I managed to pick up my cleaning lady on time and left her at my house, then did manage to get my car mostly cleaned out and vacuumed, but did not accomplish getting my oil changed (and yes, I am talking about my car this time) because the line at the Express Lube was long and they were not being very Express-y. Went to my annual checkup, had the usual ignominies inflicted upon me, was informed that since I am now forty I get some exciting new ignominies as well like getting my boobies squashed between two plates of glass, and then also informed that because I had come in with a specific complaint I needed to schedule an ultrasound because god knows I had not yet had enough foreign objects shoved up my nethers.
Anyway. Finally finished all of that fun and giggles, and went to pick up my sister. Since I had not accomplished oil change in my car, and since it is kinda overdue, I asked if we could take her car. She was fine with that, and so we headed to Mississippi.
We hadn’t even arrived at our first destination, when my sister coughed. Then everything fell apart.
Okay, I have to back up a bit. On Sunday, while Jack and I went to the Saints game and my sister was being kind and generous and watching Anna for us, my sister managed to take a bit of a tumble down the stairs from her attic. She’s been stiff and sore since then, but still generally mobile.
Until she coughed.

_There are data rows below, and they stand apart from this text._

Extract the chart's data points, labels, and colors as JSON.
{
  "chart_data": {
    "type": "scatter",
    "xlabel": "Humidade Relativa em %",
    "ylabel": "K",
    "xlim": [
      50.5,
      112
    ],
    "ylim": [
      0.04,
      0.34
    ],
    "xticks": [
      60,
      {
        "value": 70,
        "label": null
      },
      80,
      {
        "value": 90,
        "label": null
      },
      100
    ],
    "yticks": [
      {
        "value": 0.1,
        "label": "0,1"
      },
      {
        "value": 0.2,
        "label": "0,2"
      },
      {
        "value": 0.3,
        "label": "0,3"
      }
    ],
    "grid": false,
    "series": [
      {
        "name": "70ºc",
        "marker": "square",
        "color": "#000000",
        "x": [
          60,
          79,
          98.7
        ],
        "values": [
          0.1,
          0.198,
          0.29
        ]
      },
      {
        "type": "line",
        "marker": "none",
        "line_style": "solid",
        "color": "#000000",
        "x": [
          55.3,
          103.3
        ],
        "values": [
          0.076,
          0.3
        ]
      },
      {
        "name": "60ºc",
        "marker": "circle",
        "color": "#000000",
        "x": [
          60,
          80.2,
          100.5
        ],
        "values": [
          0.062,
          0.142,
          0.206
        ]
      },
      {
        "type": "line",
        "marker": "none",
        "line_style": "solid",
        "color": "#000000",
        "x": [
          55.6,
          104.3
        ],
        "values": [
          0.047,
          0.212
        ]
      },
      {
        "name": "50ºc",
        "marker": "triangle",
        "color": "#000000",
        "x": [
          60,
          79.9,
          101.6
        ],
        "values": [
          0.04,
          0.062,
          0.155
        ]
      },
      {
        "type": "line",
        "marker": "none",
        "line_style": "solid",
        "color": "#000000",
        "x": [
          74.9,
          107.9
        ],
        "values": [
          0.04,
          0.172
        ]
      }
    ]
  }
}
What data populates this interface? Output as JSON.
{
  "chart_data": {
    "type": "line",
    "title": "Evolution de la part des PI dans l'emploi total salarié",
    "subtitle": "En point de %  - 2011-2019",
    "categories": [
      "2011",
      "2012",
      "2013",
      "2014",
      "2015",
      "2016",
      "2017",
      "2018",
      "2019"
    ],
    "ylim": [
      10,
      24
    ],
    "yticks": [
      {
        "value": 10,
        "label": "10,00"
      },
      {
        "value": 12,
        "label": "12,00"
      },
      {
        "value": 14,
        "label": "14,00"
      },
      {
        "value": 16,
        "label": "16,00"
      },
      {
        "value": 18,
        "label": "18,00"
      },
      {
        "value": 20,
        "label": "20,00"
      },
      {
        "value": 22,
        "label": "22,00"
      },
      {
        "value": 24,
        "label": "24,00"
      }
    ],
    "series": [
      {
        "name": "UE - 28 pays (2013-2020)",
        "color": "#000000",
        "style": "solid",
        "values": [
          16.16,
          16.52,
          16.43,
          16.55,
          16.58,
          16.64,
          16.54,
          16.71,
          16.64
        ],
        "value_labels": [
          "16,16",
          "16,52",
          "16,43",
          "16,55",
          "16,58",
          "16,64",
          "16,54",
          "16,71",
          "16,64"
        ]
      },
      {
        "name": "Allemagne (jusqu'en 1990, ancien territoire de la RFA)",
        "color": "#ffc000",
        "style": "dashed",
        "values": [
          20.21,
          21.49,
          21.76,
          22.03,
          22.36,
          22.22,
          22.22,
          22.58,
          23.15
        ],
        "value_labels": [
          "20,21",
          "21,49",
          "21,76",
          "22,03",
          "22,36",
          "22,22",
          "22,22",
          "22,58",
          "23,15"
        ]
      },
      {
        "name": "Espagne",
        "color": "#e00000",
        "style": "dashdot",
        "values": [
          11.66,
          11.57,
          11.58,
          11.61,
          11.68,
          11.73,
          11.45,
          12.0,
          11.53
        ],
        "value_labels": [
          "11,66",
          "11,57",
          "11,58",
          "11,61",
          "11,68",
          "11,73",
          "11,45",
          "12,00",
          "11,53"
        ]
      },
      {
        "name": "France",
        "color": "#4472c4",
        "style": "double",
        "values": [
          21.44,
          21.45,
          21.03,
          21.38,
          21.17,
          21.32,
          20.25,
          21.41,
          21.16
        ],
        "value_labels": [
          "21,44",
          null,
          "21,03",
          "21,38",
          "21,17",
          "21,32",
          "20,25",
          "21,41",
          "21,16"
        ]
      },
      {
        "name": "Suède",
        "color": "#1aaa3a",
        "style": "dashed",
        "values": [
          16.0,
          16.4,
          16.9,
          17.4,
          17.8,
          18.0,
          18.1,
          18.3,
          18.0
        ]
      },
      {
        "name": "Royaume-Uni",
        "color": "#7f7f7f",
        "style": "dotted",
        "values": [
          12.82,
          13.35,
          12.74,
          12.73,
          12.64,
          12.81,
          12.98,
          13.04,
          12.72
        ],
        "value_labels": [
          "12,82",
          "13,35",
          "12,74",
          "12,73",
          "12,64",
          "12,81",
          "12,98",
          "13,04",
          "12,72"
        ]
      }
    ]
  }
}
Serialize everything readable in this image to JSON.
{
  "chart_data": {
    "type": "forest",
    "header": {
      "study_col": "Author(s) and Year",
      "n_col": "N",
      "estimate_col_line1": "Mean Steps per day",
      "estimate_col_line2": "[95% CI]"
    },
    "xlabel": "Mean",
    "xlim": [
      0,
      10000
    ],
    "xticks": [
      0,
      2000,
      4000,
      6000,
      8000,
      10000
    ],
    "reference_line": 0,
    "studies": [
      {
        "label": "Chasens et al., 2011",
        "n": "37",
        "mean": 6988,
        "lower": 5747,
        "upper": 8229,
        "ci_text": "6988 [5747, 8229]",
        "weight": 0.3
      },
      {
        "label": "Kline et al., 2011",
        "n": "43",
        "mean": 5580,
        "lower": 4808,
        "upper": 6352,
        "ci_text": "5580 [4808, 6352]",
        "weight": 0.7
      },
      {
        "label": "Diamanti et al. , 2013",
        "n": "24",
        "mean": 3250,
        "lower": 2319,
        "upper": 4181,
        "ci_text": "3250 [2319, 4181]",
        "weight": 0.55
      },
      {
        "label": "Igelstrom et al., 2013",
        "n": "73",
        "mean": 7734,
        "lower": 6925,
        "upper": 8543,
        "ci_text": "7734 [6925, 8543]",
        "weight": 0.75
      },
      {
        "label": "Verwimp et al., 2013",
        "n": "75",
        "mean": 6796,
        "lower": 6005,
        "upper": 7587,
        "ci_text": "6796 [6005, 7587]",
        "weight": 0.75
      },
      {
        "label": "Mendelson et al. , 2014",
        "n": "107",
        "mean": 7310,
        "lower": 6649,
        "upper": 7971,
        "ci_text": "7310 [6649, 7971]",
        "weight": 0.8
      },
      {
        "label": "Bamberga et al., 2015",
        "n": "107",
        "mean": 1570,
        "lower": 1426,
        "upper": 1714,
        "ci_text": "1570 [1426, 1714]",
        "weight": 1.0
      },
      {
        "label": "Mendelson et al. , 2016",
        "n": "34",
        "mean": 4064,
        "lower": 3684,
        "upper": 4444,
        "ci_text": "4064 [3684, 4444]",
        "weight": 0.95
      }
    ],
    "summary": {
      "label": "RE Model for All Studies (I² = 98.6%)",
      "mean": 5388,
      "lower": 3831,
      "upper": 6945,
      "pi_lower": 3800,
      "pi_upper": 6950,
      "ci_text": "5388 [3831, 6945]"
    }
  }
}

Then she turned six shades of pale, and pulled over at the nearest possible opportunity. (General consensus was that she’d managed to finish breaking a rib with her ill-fated cough.) Needless to say, we did not continue our shopping. Instead I took her back to her house, where we ate chocolate and watched “The Devil Wears Prada” while Sherry tried to not move, breathe, laugh, hiccup, cough, or twitch.
Eventually my brother-in-law made it home, and he drove me back to my car (which had been left at my sister’s office) and I finally made my way home. At home, I discovered that there were two Netflix DVDs in the mailbox: “Flight 93″ which I did NOT pick, and “The Breakup” which I also did not pick, but which I figured would be a bit more entertaining and non-depressing than the 9/11 flick.
Jeeez, I though this was supposed to be a romantic comedy? This movie is a HUGE downer and not to be seen if you have even the slightest issue with anything your partner does. We watched the first hour of it without seeing ANYTHING that was funny, and finally turned it off, instantly feeling happier and more settled in comparison.
Finally I kicked both Anna and Jack upstairs and captured some time to myself. After I finish this entry I’m going to curl up on the couch with a book, and pretend that Christmas is not in six days and that I have presents for everyone, already wrapped and labeled.
I may need more alcohol for that last fantasy.